München - Hamada Iraki liefert den leidenden Löwen-Fans einen Strohhalm zum Festklammern. Es bleiben zwei Fragen, die Präsident Dieter Schneider beantwortet. Einmal ist auch er überfragt.

"Ich denke schon, dass wir uns um drei neue Spieler umschauen werden. Ganz gezielt für Positionen, auf denen wir es nötig haben. Und das müssen dann aber drei richtig gute Leute sein. Mit Bundesligareife.“ So hat es Hamada Iraki, der Vertraute von Investor Hasan Ismaik, am Montag in der tz angekündigt.

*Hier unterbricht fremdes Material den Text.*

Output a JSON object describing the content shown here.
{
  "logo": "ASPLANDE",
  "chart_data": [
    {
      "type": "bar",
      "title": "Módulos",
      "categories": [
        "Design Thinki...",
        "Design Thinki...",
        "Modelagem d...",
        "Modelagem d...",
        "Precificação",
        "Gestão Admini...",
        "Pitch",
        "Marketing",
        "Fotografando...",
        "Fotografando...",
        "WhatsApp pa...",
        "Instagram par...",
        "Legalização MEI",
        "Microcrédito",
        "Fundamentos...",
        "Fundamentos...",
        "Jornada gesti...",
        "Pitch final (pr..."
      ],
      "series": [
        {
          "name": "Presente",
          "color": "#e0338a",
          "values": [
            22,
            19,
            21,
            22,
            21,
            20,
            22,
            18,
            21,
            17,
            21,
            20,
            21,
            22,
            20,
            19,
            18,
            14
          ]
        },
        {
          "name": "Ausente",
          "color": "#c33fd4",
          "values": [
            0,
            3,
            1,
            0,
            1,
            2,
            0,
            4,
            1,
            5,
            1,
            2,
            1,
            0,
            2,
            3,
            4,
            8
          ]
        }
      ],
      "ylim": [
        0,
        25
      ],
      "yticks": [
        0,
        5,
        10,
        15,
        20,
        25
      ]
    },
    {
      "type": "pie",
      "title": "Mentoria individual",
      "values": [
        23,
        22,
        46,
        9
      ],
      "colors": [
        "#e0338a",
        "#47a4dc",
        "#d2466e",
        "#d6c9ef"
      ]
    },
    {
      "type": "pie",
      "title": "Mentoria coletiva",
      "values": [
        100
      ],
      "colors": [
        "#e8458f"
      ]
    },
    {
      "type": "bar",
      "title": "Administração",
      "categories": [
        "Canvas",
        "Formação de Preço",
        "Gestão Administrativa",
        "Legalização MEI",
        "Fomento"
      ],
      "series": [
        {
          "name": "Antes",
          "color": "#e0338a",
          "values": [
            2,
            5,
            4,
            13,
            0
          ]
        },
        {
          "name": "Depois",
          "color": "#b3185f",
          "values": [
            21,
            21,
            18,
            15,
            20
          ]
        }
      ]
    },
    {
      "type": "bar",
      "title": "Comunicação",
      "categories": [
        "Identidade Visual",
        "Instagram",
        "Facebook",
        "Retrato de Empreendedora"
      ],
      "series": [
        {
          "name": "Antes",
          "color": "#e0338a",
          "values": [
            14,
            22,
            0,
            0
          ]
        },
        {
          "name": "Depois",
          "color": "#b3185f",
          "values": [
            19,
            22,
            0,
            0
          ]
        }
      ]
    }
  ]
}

Ein Hoffnungsschimmer für die Fans der Sechziger in diesen trostlosen Zeiten. Ein Strohhalm zum Festklammern, bis sie endlich vorbei ist, diese vermaledeite Übergangssaison. Bleiben zwei Fragen. Erstens: Wie soll man den verbleibenden 20 Spieltagen noch einen Sinn einhauchen? Und zweitens: Wie wird das Investment 2012 konkret vonstatten gehen?

Beginnen wir mit dem Leichteren. Einfach den Geldbeutel aufmachen und juppheidi! – so wird’s nicht laufen. Präsident und KGaA-Aufsichtsrat Dieter Schneider spricht von drei buchhalterisch praktikablen Varianten: einem Darlehen, einer Aufstockung der stimmrechtslosen KGaA-Anteile und/oder einer Beteiligung an den Transferrechten der Zugänge, wobei ihm letzteres Modell als sinnvollstes erscheint. Summen will Schneider noch nicht in den Raum stellen. „Das wird von den sportlichen Notwendigkeiten abhängen“, sagt er. Klein dürfte das Volumen indes kaum sein, schließlich soll als Saisonziel 2012/13 der Aufstieg ausgegeben werden. Seriös, wohlgemerkt.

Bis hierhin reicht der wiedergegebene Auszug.